Subhajit launched ATN in January 2016 after multiple iterations within the team, and a select group, to make sure that the idea was being conveyed to a tee. ATN’s ambition is to try and solve one aspect of financial inclusion for the unbanked population of India. ATN aspires to motivate the Internet-savvy middle class of India to connect the unbanked to a source of lending by taking a few minutes out of their day to upload information on people they’ve met or have come into contact with who have a real need but no access to funding. ATN doesn’t provide “loans” but it does connect people. It seeks to find new ways of solving the problems that defy existing banking ontologies.
The process is fairly simple. Let’s say you want to help a driver or a maid. All you have to do is logon to the website and fill in a basic form with the details of the person in need. This simple action will connect the person in need with Ujjivan. The form is small and can be filled out in less than a minute! There is no financial contribution required from the submitter. You don’t even have to be a guarantor for the person.

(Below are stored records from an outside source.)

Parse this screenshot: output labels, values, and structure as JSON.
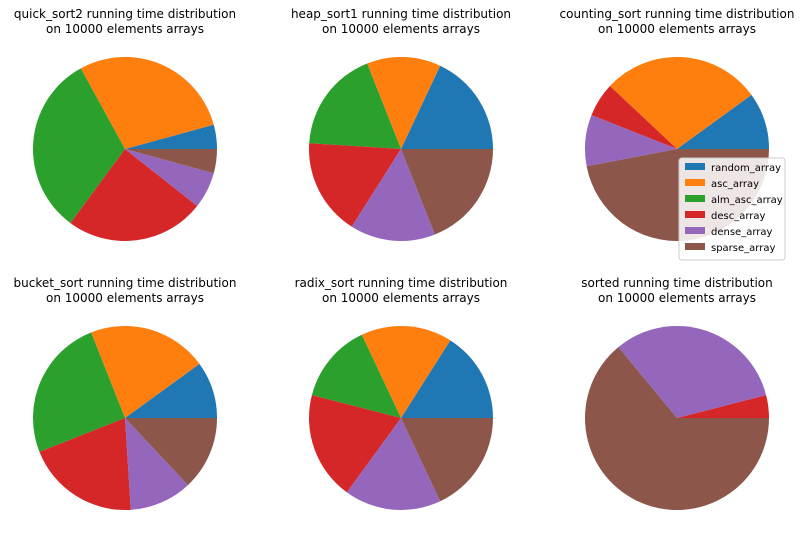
{
  "legend": {
    "placement": "right",
    "entries": [
      "random_array",
      "asc_array",
      "alm_asc_array",
      "desc_array",
      "dense_array",
      "sparse_array"
    ]
  },
  "colors": {
    "random_array": "#1f77b4",
    "asc_array": "#ff7f0e",
    "alm_asc_array": "#2ca02c",
    "desc_array": "#d62728",
    "dense_array": "#9467bd",
    "sparse_array": "#8c564b"
  },
  "chart_data": [
    {
      "type": "pie",
      "title": "quick_sort2 running time distribution\non 10000 elements arrays",
      "labels": [
        "random_array",
        "asc_array",
        "alm_asc_array",
        "desc_array",
        "dense_array",
        "sparse_array"
      ],
      "values": [
        4,
        27,
        30,
        23,
        6,
        4
      ]
    },
    {
      "type": "pie",
      "title": "heap_sort1 running time distribution\non 10000 elements arrays",
      "labels": [
        "random_array",
        "asc_array",
        "alm_asc_array",
        "desc_array",
        "dense_array",
        "sparse_array"
      ],
      "values": [
        18,
        13,
        18,
        17,
        15,
        19
      ]
    },
    {
      "type": "pie",
      "title": "counting_sort running time distribution\non 10000 elements arrays",
      "labels": [
        "random_array",
        "asc_array",
        "alm_asc_array",
        "desc_array",
        "dense_array",
        "sparse_array"
      ],
      "values": [
        10,
        28,
        0,
        6,
        9,
        47
      ]
    },
    {
      "type": "pie",
      "title": "bucket_sort running time distribution\non 10000 elements arrays",
      "labels": [
        "random_array",
        "asc_array",
        "alm_asc_array",
        "desc_array",
        "dense_array",
        "sparse_array"
      ],
      "values": [
        10,
        21,
        25,
        20,
        11,
        13
      ]
    },
    {
      "type": "pie",
      "title": "radix_sort running time distribution\non 10000 elements arrays",
      "labels": [
        "random_array",
        "asc_array",
        "alm_asc_array",
        "desc_array",
        "dense_array",
        "sparse_array"
      ],
      "values": [
        16,
        16,
        14,
        19,
        17,
        18
      ]
    },
    {
      "type": "pie",
      "title": "sorted running time distribution\non 10000 elements arrays",
      "labels": [
        "random_array",
        "asc_array",
        "alm_asc_array",
        "desc_array",
        "dense_array",
        "sparse_array"
      ],
      "values": [
        0,
        0,
        0,
        4,
        32,
        64
      ]
    }
  ]
}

There is a huge population of “unbanked” people in many countries – those who simply are not served by the established financial structure. Subhajit adds, “In fact, the MetLife Foundation has made financial inclusion a core mission, committing $200 million over four years.”

Working around road blocks

Subhajit (left) and Zia
Subhajit (left) and Zia
Things didn’t come in as easy. Despite the encouragement given at LumenLab to incubate, and funds offered to see it through, Subhajit’s boss rejected his pitch the first time around. Not one to back down, Subhajit didn’t can the idea. Instead, he launched ATN and came back to his boss with the numbers to back his hypothesis.

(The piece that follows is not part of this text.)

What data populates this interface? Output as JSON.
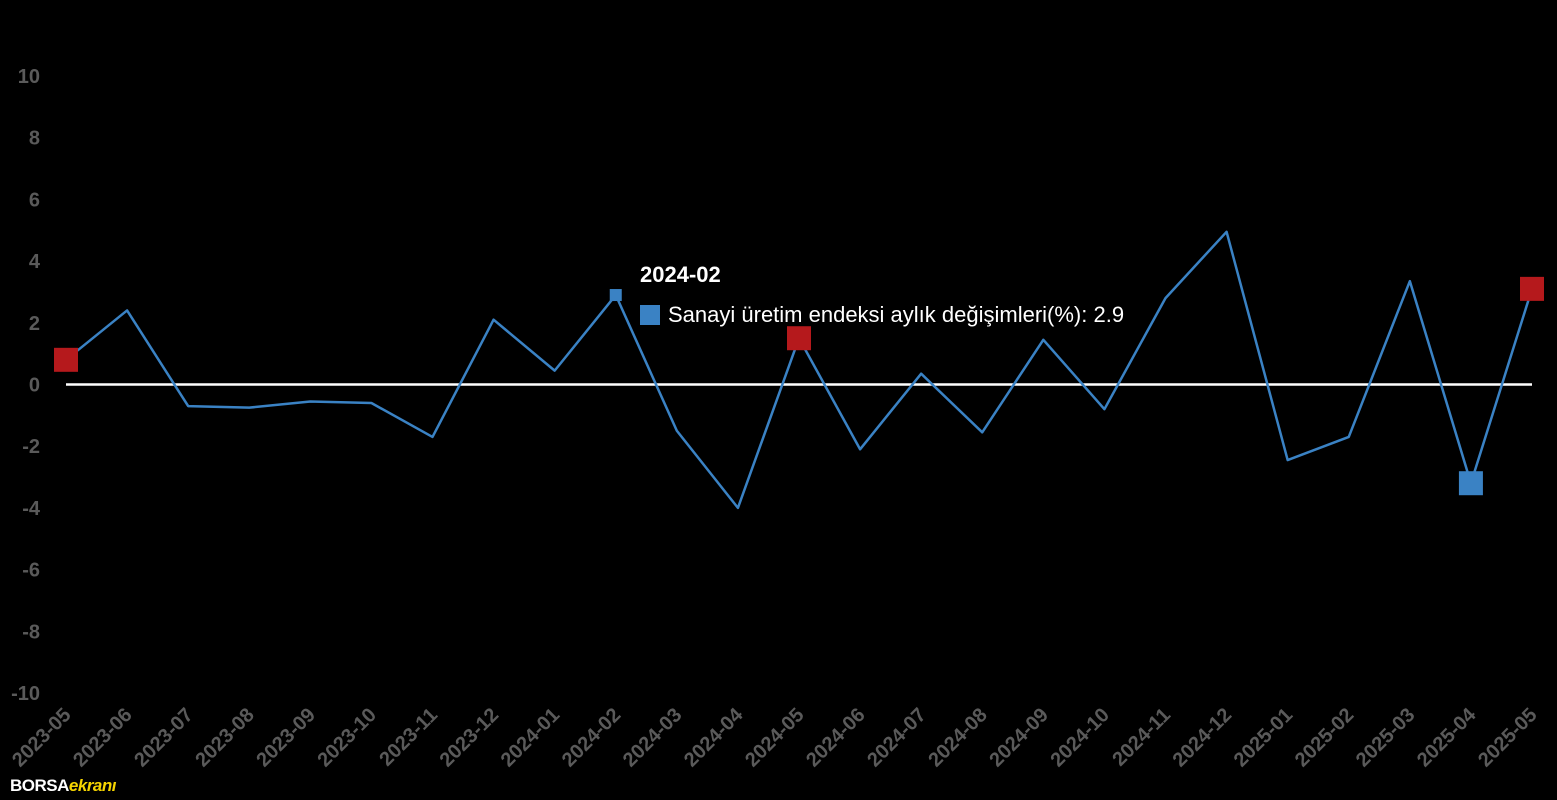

Within weeks, ATN’s Facebook page received 4,400+ likes, more than 6,000 people have viewed the ATN video and they have received six requests for loans on ATN. Subhajit’s boss, Zia Zaman( CEO, LumenLab) agreed. Subhajit’s boss adds, “When anyone brings market data to the table, we need to reassess. It’s about taking little bets. With some ideas, the pivot is more successful than the original. Getting 4,400 likes is compelling.

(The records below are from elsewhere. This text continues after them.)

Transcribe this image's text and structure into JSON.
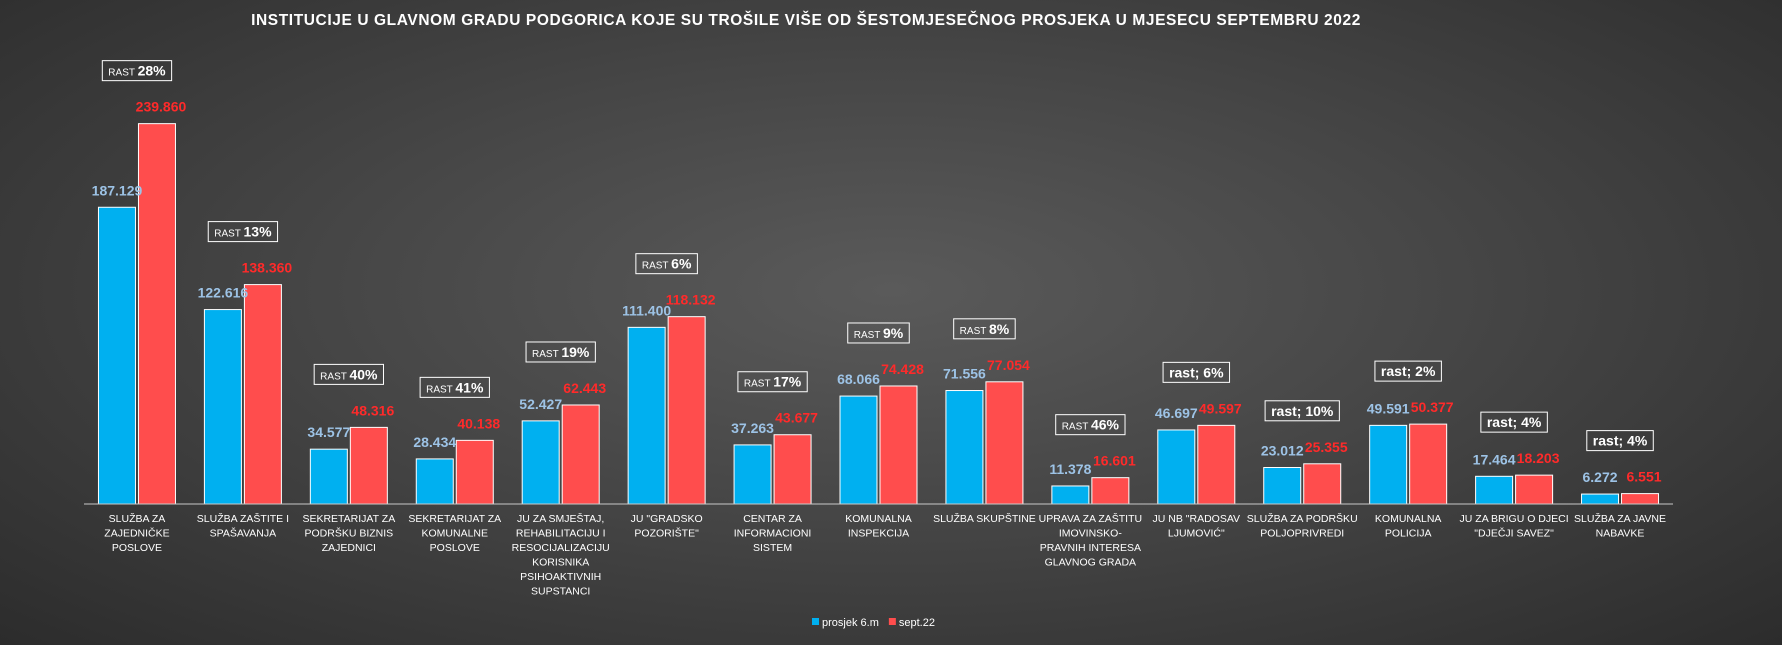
{
  "colors": {
    "series_a": "#00b0f0",
    "series_b": "#ff4d4d",
    "label_a": "#9dc3e6",
    "label_b": "#ff2a2a",
    "text": "#ffffff"
  },
  "chart_data": {
    "type": "bar",
    "title": "INSTITUCIJE U GLAVNOM GRADU PODGORICA KOJE SU TROŠILE VIŠE OD ŠESTOMJESEČNOG PROSJEKA U MJESECU SEPTEMBRU 2022",
    "xlabel": "",
    "ylabel": "",
    "ylim": [
      0,
      280000
    ],
    "grid": false,
    "legend_position": "bottom-center",
    "categories": [
      [
        "SLUŽBA ZA",
        "ZAJEDNIČKE",
        "POSLOVE"
      ],
      [
        "SLUŽBA ZAŠTITE I",
        "SPAŠAVANJA"
      ],
      [
        "SEKRETARIJAT ZA",
        "PODRŠKU BIZNIS",
        "ZAJEDNICI"
      ],
      [
        "SEKRETARIJAT ZA",
        "KOMUNALNE",
        "POSLOVE"
      ],
      [
        "JU ZA SMJEŠTAJ,",
        "REHABILITACIJU I",
        "RESOCIJALIZACIJU",
        "KORISNIKA",
        "PSIHOAKTIVNIH",
        "SUPSTANCI"
      ],
      [
        "JU \"GRADSKO",
        "POZORIŠTE\""
      ],
      [
        "CENTAR ZA",
        "INFORMACIONI",
        "SISTEM"
      ],
      [
        "KOMUNALNA",
        "INSPEKCIJA"
      ],
      [
        "SLUŽBA SKUPŠTINE"
      ],
      [
        "UPRAVA ZA ZAŠTITU",
        "IMOVINSKO-",
        "PRAVNIH INTERESA",
        "GLAVNOG GRADA"
      ],
      [
        "JU NB \"RADOSAV",
        "LJUMOVIĆ\""
      ],
      [
        "SLUŽBA ZA PODRŠKU",
        "POLJOPRIVREDI"
      ],
      [
        "KOMUNALNA",
        "POLICIJA"
      ],
      [
        "JU ZA BRIGU O DJECI",
        "\"DJEČJI SAVEZ\""
      ],
      [
        "SLUŽBA ZA JAVNE",
        "NABAVKE"
      ]
    ],
    "series": [
      {
        "name": "prosjek 6.m",
        "values": [
          187129,
          122616,
          34577,
          28434,
          52427,
          111400,
          37263,
          68066,
          71556,
          11378,
          46697,
          23012,
          49591,
          17464,
          6272
        ],
        "labels": [
          "187.129",
          "122.616",
          "34.577",
          "28.434",
          "52.427",
          "111.400",
          "37.263",
          "68.066",
          "71.556",
          "11.378",
          "46.697",
          "23.012",
          "49.591",
          "17.464",
          "6.272"
        ]
      },
      {
        "name": "sept.22",
        "values": [
          239860,
          138360,
          48316,
          40138,
          62443,
          118132,
          43677,
          74428,
          77054,
          16601,
          49597,
          25355,
          50377,
          18203,
          6551
        ],
        "labels": [
          "239.860",
          "138.360",
          "48.316",
          "40.138",
          "62.443",
          "118.132",
          "43.677",
          "74.428",
          "77.054",
          "16.601",
          "49.597",
          "25.355",
          "50.377",
          "18.203",
          "6.551"
        ]
      }
    ],
    "annotations": [
      {
        "prefix": "RAST",
        "value": "28%",
        "style": "small-caps"
      },
      {
        "prefix": "RAST",
        "value": "13%",
        "style": "small-caps"
      },
      {
        "prefix": "RAST",
        "value": "40%",
        "style": "small-caps"
      },
      {
        "prefix": "RAST",
        "value": "41%",
        "style": "small-caps"
      },
      {
        "prefix": "RAST",
        "value": "19%",
        "style": "small-caps"
      },
      {
        "prefix": "RAST",
        "value": "6%",
        "style": "small-caps"
      },
      {
        "prefix": "RAST",
        "value": "17%",
        "style": "small-caps"
      },
      {
        "prefix": "RAST",
        "value": "9%",
        "style": "small-caps"
      },
      {
        "prefix": "RAST",
        "value": "8%",
        "style": "small-caps"
      },
      {
        "prefix": "RAST",
        "value": "46%",
        "style": "small-caps"
      },
      {
        "prefix": "rast;",
        "value": "6%",
        "style": "bold"
      },
      {
        "prefix": "rast;",
        "value": "10%",
        "style": "bold"
      },
      {
        "prefix": "rast;",
        "value": "2%",
        "style": "bold"
      },
      {
        "prefix": "rast;",
        "value": "4%",
        "style": "bold"
      },
      {
        "prefix": "rast;",
        "value": "4%",
        "style": "bold"
      }
    ]
  }
}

Our hypothesis is that there are enough interested people who care enough to help someone in need. We are not sure if this will work, but we believe that the only way to know is to try something quickly and cheaply.”
He adds that as with all new businesses, customer acquisition is hard, and finding a profitable and sustainable business model is even harder. He stresses, “We need to see concrete data that the business model can be scaled and the unit economics of such a business works.”

Challenges and future plans

Subhajit agrees on both accounts and tells us that they haven’t zeroed in on the revenue model just yet. “We brainstormed multiple revenue models, but honestly, until we really run the experiment, it is premature to discuss the revenue model. This is especially true when working on the bottom of the pyramid of ideas.” He adds that a sustainable business model is the most challenging part of social entrepreneurship. “A one-time good deed, as noble as it is, has limited impact unless it is sustainable. We strive for a sustainable social enterprise that can have a wide-reaching positive social impact”, says Subhajit.
Currently, conversion is the biggest challenge for ATN. While there has been decent traction on Facebook (posts, videos, likes), the conversion has been low. Subhajit says, “We are engaging our current consumers on Facebook now to figure out the reason for the lack of conversion. We expect to learn a lot as we get more data.”
Subhajit and ATN have a long way to go. With other MFI and crowdfunding platforms on the rise, it will be interesting to watch ATN evolve and find a sweet spot for itself. On a parting note, Subhajit shares how he wants to see his childhood dream grow, “I want to see ATN helps 1 million people get the financial assistance that they would have never had otherwise.